Ende der Rezension im Stile Matusseks. Auf 351 Seiten quält er in dieser Tor-Tour sein Privat-Kosmöschen zwischen Heidi Klum, Ariadne von Schirach und Sarah Kuttner dem einzig intelligenten Höhepunkt entgegen, der Begegnung mit dem großen Deutschen und Degerlocher Harald Schmidt, so mit Fragen wie „Wann war Deutschland das tollste Land auf Erden?" oder mit Befehlen à la: „Sagen Sie jetzt einen unverkrampften Satz über Deutschland!" Die wirren Assoziationen wurzeln, wo selten bei den Interviewten, so wenigstens bei einigen Versuchen Matusseks, dann im Humus deutscher Kulturgeschichte: „Wir, die Erben der Römer! Arminius, Karl der Große, heiliger Bonifatius! Barbarossa, Gutenberg, Beethoven, Heine, Bonhoeffer, Lubitsch, Beckenbauer, Heidi Klum!“ Fruchtbarer Boden, sicher, vor allem jenseits des „schwarzen Riegels der Großen Schuld“, Humus auch für ein selbstbewusstes humanistisches Deutschland, an dem man ehrlich Freude haben könnte. Matussek kennt dieses Territorium aber leider nur vom Hören-Sagen, darin ein Siegfried-strahlender Maul-Held. Die Substanz von Heimat und Horizont bleiben für Matussek Senf-Buletten und Kaviar, vereint auf einem Tellerchen, wie er, hach, natürlich nur in Berliner Salons gereicht wird.

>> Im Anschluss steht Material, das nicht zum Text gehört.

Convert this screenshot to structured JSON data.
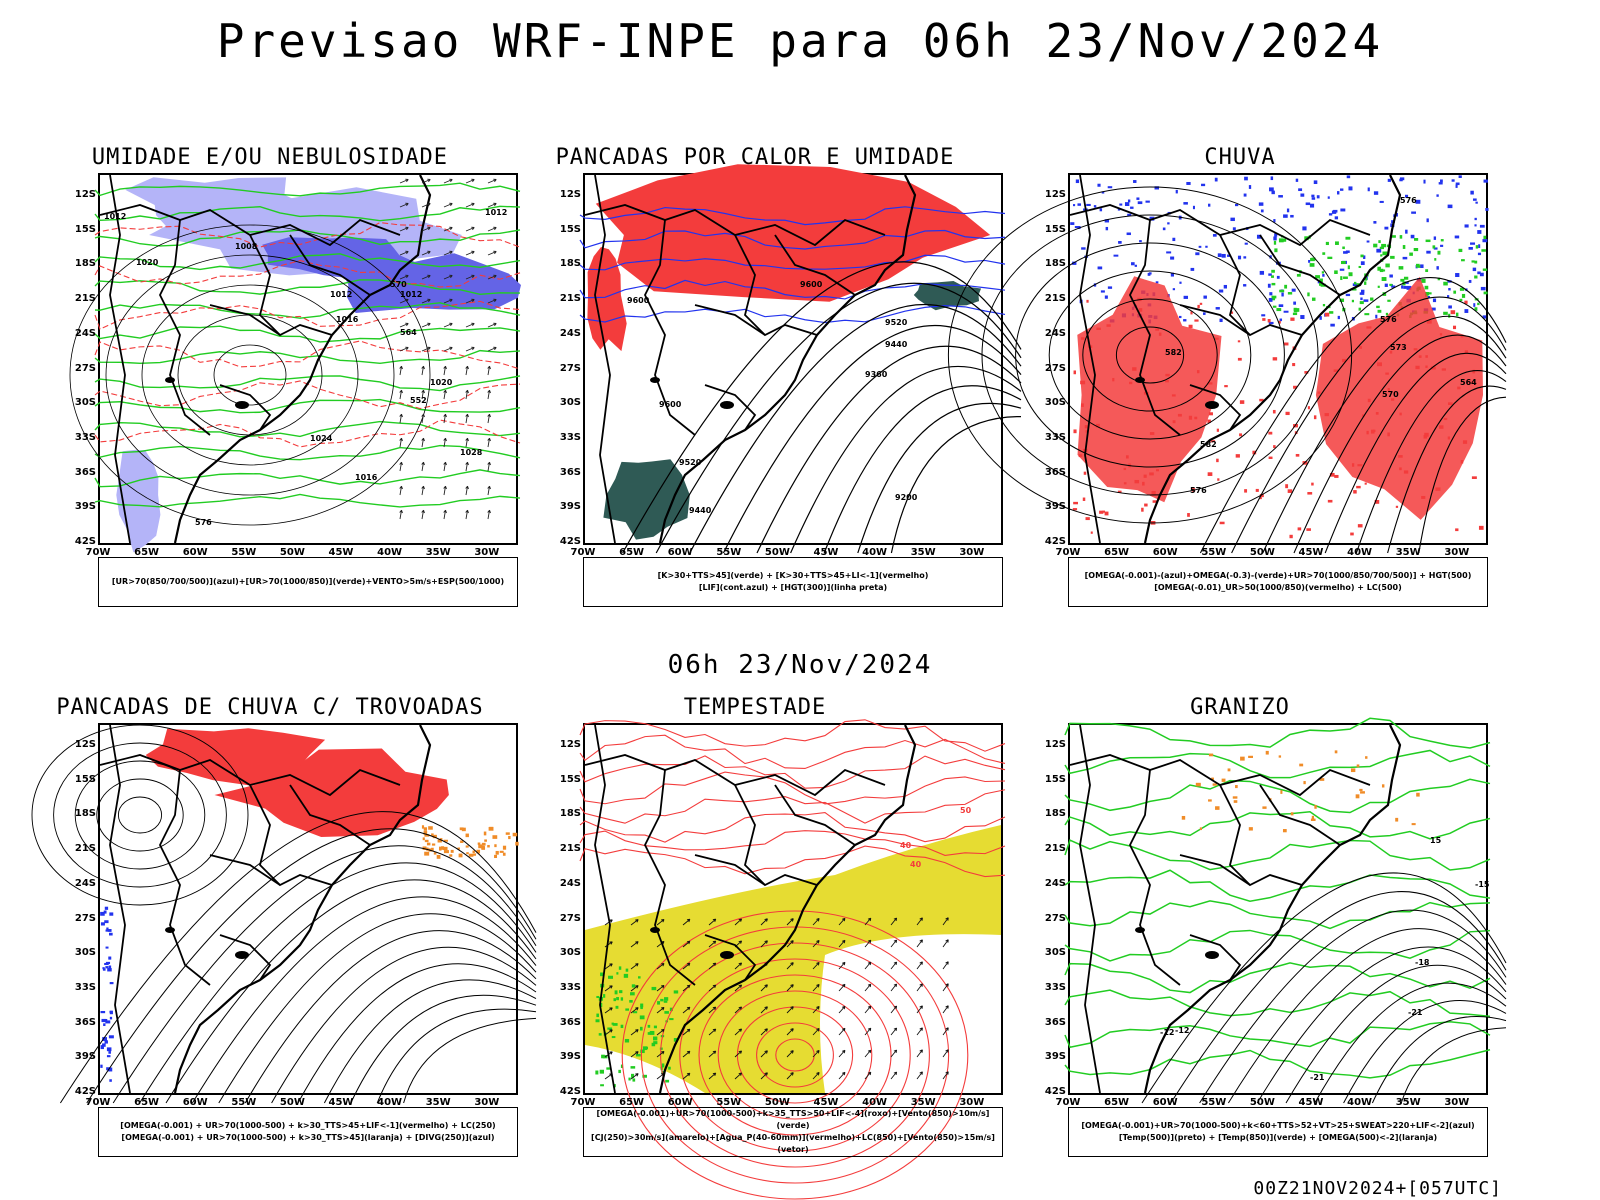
{
  "header": {
    "title": "Previsao WRF-INPE  para 06h 23/Nov/2024"
  },
  "middle_title": "06h 23/Nov/2024",
  "footer": "00Z21NOV2024+[057UTC]",
  "axes": {
    "y_labels": [
      "12S",
      "15S",
      "18S",
      "21S",
      "24S",
      "27S",
      "30S",
      "33S",
      "36S",
      "39S",
      "42S"
    ],
    "x_labels": [
      "70W",
      "65W",
      "60W",
      "55W",
      "50W",
      "45W",
      "40W",
      "35W",
      "30W"
    ]
  },
  "colors": {
    "red": "#f33c3c",
    "green": "#22cc22",
    "blue": "#2233ee",
    "lavender": "#b4b4f8",
    "purple_blue": "#6464e6",
    "orange": "#f08c28",
    "yellow": "#e6dc32",
    "dark_teal": "#2f5a55"
  },
  "panels": [
    {
      "title": "UMIDADE E/OU NEBULOSIDADE",
      "legend": [
        "[UR>70(850/700/500)](azul)+[UR>70(1000/850)](verde)+VENTO>5m/s+ESP(500/1000)"
      ],
      "contour_labels": [
        "1012",
        "1012",
        "1008",
        "1020",
        "1012",
        "1012",
        "1016",
        "1020",
        "1024",
        "1028",
        "1016",
        "576",
        "570",
        "564",
        "552"
      ]
    },
    {
      "title": "PANCADAS POR CALOR E UMIDADE",
      "legend": [
        "[K>30+TTS>45](verde) + [K>30+TTS>45+LI<-1](vermelho)",
        "[LIF](cont.azul) + [HGT(300)](linha preta)"
      ],
      "contour_labels": [
        "9600",
        "9600",
        "9520",
        "9440",
        "9360",
        "9200",
        "9600",
        "9520",
        "9440"
      ]
    },
    {
      "title": "CHUVA",
      "legend": [
        "[OMEGA(-0.001)-(azul)+OMEGA(-0.3)-(verde)+UR>70(1000/850/700/500)] + HGT(500)",
        "[OMEGA(-0.01)_UR>50(1000/850)(vermelho) + LC(500)"
      ],
      "contour_labels": [
        "582",
        "576",
        "573",
        "570",
        "564",
        "576",
        "582",
        "576"
      ]
    },
    {
      "title": "PANCADAS DE CHUVA C/ TROVOADAS",
      "legend": [
        "[OMEGA(-0.001) + UR>70(1000-500) + k>30_TTS>45+LIF<-1](vermelho) + LC(250)",
        "[OMEGA(-0.001) + UR>70(1000-500) + k>30_TTS>45](laranja) + [DIVG(250)](azul)"
      ],
      "contour_labels": []
    },
    {
      "title": "TEMPESTADE",
      "legend": [
        "[OMEGA(-0.001)+UR>70(1000-500)+k>35_TTS>50+LIF<-4](roxo)+[Vento(850)>10m/s](verde)",
        "[CJ(250)>30m/s](amarelo)+[Agua_P(40-60mm)](vermelho)+LC(850)+[Vento(850)>15m/s](vetor)"
      ],
      "contour_labels": [
        "50",
        "40",
        "40"
      ]
    },
    {
      "title": "GRANIZO",
      "legend": [
        "[OMEGA(-0.001)+UR>70(1000-500)+k<60+TTS>52+VT>25+SWEAT>220+LIF<-2](azul)",
        "[Temp(500)](preto) + [Temp(850)](verde) + [OMEGA(500)<-2](laranja)"
      ],
      "contour_labels": [
        "-12",
        "-15",
        "-18",
        "-21",
        "-12",
        "-21",
        "15"
      ]
    }
  ]
}
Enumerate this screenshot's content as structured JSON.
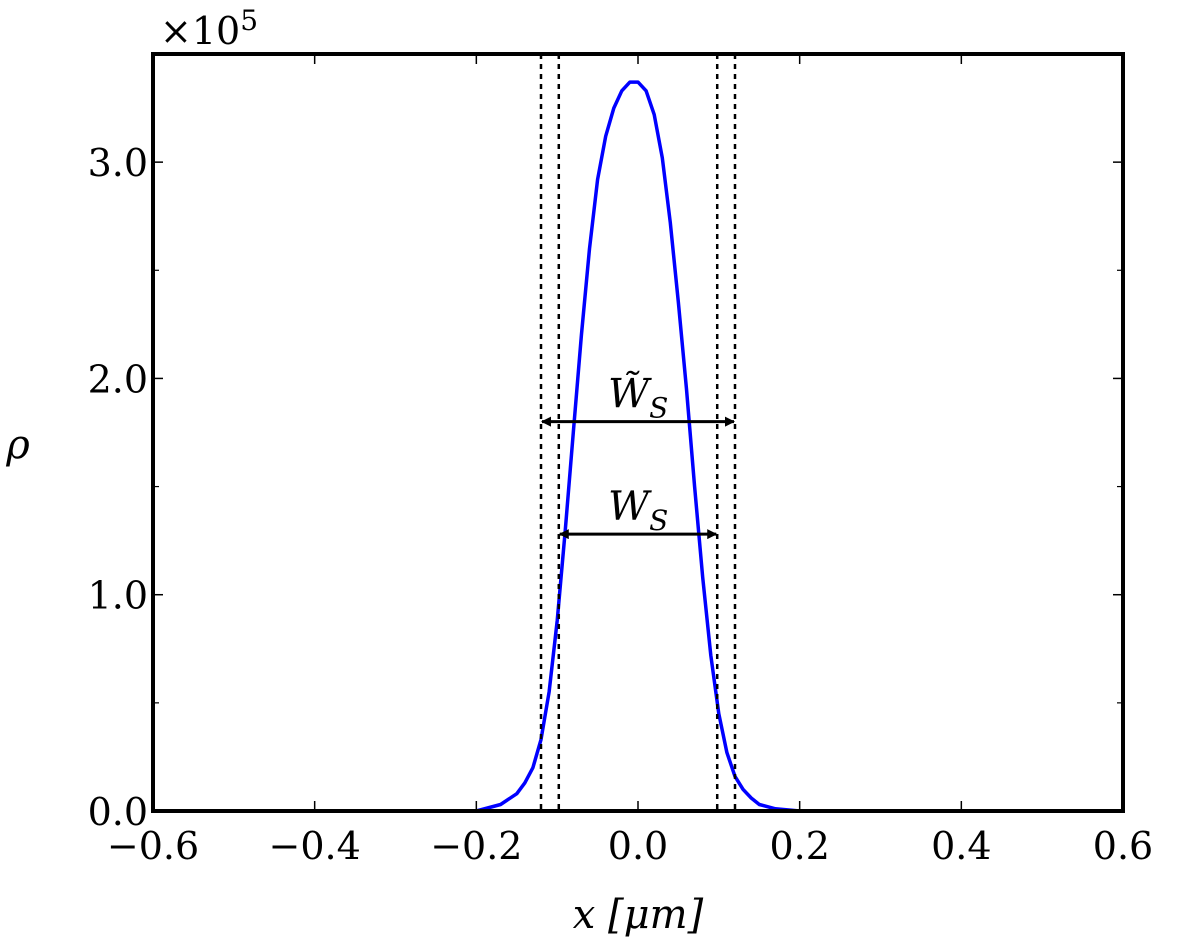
{
  "chart_data": {
    "type": "line",
    "xlabel": "x [μm]",
    "ylabel": "ρ",
    "y_multiplier": "×10",
    "y_multiplier_exp": "5",
    "xlim": [
      -0.6,
      0.6
    ],
    "ylim": [
      0,
      3.5
    ],
    "x_ticks": [
      -0.6,
      -0.4,
      -0.2,
      0.0,
      0.2,
      0.4,
      0.6
    ],
    "x_tick_labels": [
      "−0.6",
      "−0.4",
      "−0.2",
      "0.0",
      "0.2",
      "0.4",
      "0.6"
    ],
    "y_ticks": [
      0,
      1,
      2,
      3
    ],
    "y_tick_labels": [
      "0.0",
      "1.0",
      "2.0",
      "3.0"
    ],
    "y_minor_ticks": [
      0.5,
      1.5,
      2.5
    ],
    "grid": false,
    "series": [
      {
        "color": "#0000ff",
        "x": [
          -0.2,
          -0.17,
          -0.15,
          -0.14,
          -0.13,
          -0.12,
          -0.11,
          -0.1,
          -0.09,
          -0.08,
          -0.07,
          -0.06,
          -0.05,
          -0.04,
          -0.03,
          -0.02,
          -0.01,
          0.0,
          0.01,
          0.02,
          0.03,
          0.04,
          0.05,
          0.06,
          0.07,
          0.08,
          0.09,
          0.1,
          0.11,
          0.12,
          0.13,
          0.14,
          0.15,
          0.17,
          0.2
        ],
        "y": [
          0.0,
          0.03,
          0.08,
          0.13,
          0.2,
          0.33,
          0.55,
          0.88,
          1.3,
          1.75,
          2.2,
          2.6,
          2.92,
          3.12,
          3.25,
          3.33,
          3.37,
          3.37,
          3.33,
          3.22,
          3.02,
          2.72,
          2.35,
          1.95,
          1.5,
          1.08,
          0.72,
          0.45,
          0.27,
          0.16,
          0.1,
          0.06,
          0.03,
          0.01,
          0.0
        ]
      }
    ],
    "vlines": [
      {
        "x": -0.12,
        "style": "dotted"
      },
      {
        "x": -0.098,
        "style": "dotted"
      },
      {
        "x": 0.098,
        "style": "dotted"
      },
      {
        "x": 0.12,
        "style": "dotted"
      }
    ],
    "annotations": [
      {
        "text": "W̃",
        "subscript": "S",
        "x_from": -0.12,
        "x_to": 0.12,
        "y": 1.8
      },
      {
        "text": "W",
        "subscript": "S",
        "x_from": -0.098,
        "x_to": 0.098,
        "y": 1.28
      }
    ]
  }
}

Man muss ja den pausbäckigen Patriotismus wirklich nicht immer bis auf seinen nationalistischen Totenschädel röntgen. Aber aus den Wortwolken pittoresk-plüschigen, populär politisiert geplauderten Palavers aller MM-Klone aller Hauptstädte wird eine intelligente – oder wenigstens glückliche – deutsche Nation natürlich niemals hervorgehen. Wir hätten es wissen müssen: Eingangs bittet Matussek darum, bei seinen Ausführungen daran zu denken: „der beißt nicht, der will nur spielen!“ Wer aber nicht beißen will – mindestens: die Zähne zusammen bei den dünnsten, dümmsten Dünkungen –, sollte, bei allem Respekt vor einem zivilen Begriff der Nation, über diese gar nicht erst boulevard-feuilletonisieren.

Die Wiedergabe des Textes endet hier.